期間3年、利率3.22%。円建てとは思えない高金利での発行条件となりました。一般に金利1%程度が優遇金利であった当時に、1%を優に超え、しかも2%も大きく上回る利率2.66%の条件設定した前回は衝撃的なインパクトを投資家に与え、たった4日間で1865億円を完売しました。
 今回はその条件をも大いに上回る年3.22%に条件を引き上げてきました。シティグループ、恐るべしです。「どうしてそこまでするのか?」と意図を聞きたくなります。ただ単に資金に困っているだけではなく、戦略がありそうな気がします。しかも、今回の募集予定額は3150億円。前回と合わせて、5000億円の調達になります。シティグループはサムライ債で年内7500億円を調達する予定だと聞きますので、残り2500億円。今回のサムライ債募集も順調だと、あと一回の発行でその額に手が届くところまで詰めてきました。

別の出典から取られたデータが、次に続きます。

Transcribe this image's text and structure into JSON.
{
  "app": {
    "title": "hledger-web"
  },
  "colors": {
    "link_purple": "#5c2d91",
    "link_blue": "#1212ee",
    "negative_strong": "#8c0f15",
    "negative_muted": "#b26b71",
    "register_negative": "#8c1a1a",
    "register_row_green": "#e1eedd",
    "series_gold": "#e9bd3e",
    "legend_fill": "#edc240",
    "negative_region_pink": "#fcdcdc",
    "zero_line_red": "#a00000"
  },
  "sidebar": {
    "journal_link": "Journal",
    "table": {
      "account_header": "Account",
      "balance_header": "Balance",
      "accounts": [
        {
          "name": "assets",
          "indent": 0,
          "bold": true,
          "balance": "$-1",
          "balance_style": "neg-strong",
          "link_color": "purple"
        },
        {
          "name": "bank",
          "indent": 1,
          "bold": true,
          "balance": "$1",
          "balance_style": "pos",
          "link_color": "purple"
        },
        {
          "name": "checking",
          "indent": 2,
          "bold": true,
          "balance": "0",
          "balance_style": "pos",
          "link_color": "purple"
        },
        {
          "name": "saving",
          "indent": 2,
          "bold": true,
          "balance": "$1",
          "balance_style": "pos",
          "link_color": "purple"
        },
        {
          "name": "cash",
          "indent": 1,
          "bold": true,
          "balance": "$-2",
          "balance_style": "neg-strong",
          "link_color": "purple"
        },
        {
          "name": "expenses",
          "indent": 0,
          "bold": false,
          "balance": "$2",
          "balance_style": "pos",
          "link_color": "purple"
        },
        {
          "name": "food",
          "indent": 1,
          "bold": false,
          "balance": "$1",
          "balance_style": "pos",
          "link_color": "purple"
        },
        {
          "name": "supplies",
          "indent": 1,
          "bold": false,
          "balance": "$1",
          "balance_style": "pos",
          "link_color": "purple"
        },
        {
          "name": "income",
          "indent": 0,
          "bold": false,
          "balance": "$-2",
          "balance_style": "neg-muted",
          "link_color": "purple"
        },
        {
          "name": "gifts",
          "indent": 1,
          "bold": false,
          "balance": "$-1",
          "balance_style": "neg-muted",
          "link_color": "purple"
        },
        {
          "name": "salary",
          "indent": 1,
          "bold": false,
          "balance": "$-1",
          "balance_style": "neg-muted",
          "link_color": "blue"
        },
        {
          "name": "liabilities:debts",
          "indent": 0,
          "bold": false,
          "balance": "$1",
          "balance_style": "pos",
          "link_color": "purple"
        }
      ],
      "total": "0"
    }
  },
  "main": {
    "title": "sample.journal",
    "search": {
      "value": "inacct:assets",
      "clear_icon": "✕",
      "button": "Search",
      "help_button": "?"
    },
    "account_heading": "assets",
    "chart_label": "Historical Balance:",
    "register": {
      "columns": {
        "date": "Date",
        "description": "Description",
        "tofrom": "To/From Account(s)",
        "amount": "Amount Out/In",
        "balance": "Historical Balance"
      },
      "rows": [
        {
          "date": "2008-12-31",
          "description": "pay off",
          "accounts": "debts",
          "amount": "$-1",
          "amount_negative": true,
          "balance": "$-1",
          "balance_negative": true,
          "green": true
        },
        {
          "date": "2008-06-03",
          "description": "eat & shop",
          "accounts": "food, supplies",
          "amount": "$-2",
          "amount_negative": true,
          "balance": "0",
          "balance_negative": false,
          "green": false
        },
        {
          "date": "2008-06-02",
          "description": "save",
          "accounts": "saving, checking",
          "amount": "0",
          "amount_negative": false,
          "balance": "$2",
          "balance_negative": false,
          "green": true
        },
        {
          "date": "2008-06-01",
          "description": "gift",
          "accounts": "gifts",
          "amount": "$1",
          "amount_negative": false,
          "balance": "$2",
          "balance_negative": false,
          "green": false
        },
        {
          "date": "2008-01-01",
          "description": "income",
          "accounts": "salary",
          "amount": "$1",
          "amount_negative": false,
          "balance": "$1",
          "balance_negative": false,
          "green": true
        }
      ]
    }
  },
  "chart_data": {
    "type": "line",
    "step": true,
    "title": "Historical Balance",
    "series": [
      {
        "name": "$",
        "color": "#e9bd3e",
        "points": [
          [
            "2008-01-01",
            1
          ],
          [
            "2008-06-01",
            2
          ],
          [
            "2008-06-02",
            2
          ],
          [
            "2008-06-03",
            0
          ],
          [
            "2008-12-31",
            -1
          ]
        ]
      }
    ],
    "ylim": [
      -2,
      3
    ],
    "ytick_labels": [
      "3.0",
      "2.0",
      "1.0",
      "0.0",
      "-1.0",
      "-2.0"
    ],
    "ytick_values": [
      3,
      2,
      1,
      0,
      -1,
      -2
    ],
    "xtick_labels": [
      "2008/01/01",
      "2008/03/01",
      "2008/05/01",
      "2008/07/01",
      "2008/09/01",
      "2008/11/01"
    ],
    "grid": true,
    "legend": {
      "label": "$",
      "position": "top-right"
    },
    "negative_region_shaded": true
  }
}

 みなさん、3150億円を個人で集める事って想像できますか?
一人平均1000万円で集めても、3万1500人の口座が必要です。100万円であれば31万5千人の口座です。前回も合わせて5000億円。5万人、50万人の口座です。そんなに、日興コーディアルの顧客でシティグループのサムライ債に興味を持ち、すぐさま投資してみようと反応する人が到底いるとは思えません。前回もわざわざ、シティグループのサムライ債を購入するために、日興コーディアルに新規口座を開設する人がたくさんいたと聞きます。それだけ、「あれだめ、これだめ」と投資対象が狭められて戸惑い、迷った資金が、現在でも個人にはジャブジャブしていて、このシティグループのサムライ債のような確定利付きものに一気に流れているのですね。売れ行きが注目されます。
 「利率3.22%という利率の高さ」、「3150億円という募集額の大きさ」に加えて、びっくりするのは、このタイミングです。格下げ必至とされているシティグループですが、それでも現在はピカピカの高格付け企業です。その企業が円建てで、期間3年、利率3.22%で発行してしまった後、「株式発行では調達できない」、「銀行借り入れはこれ以上無理」となり、社債やサムライ債で資金調達を計画していた企業は追い詰められてしまいます。
 格下げ必至のシティグループとは言え、されどシティグループ。「自分が発行する場合は、期間3年、利率3.22%以上の発行条件を提示しなければならないか」と計画内容を見直さざるを得ないでしょう。相当、このシティグループのサムライ債の発行を苦々しく思っている企業は多いと想像します。シティグループは罪な会社ですが、個人投資家にとっては今後しばらくは「確定利付きもの」に投資するチャンスが続きますので引き続き注目しましょう。
 一方、値上がり利益を狙う投資対象は土砂降り、底割れ状況になっています。「どこが底値になるのか」、確たる目安が持てない投資対象は中途半端に手を出さず底を確認できる機会を待った方がよいと思います。現在の売りは「いくらまでだったら売り」という目標がある売りではなく、「とりあえず手放さなければならない」という感情を失った売りです。したがって、売り切ってしまう目的達成までおさまりません。
 しかし、しかしですよ。不思議なもので、あれだけ持つことが不安で仕方なかったものを、いざ売り切ってしまった途端に、何故か、相場が反転するような気がして落ち着かなくなるんですね。
昨日や今日の動きを見ていると「ここでの追加投資は勇気がいるなあ」と感じている人が多いと思いますが、余力のある人は「こんな水準で投資できるのは夢のよう」と新規投資のつもりで楽しめると良いですね。「いいなあ」と現在余力のない人は、そう思える人を応援しましょう。「自分は買えないけど、きっと良い買い物になるよ」と。
 「どうせ売るつもりはなし」と決めているのなら、気を滅入らせて相場を見ていても何の得にもなりませんから、参加するなら楽しむ、参加しないなら再び興味のある水準に戻るまで忘れる。
中島みゆきの時代の歌詞のように、「いつかきっと笑って話せるわ」で行きましょう。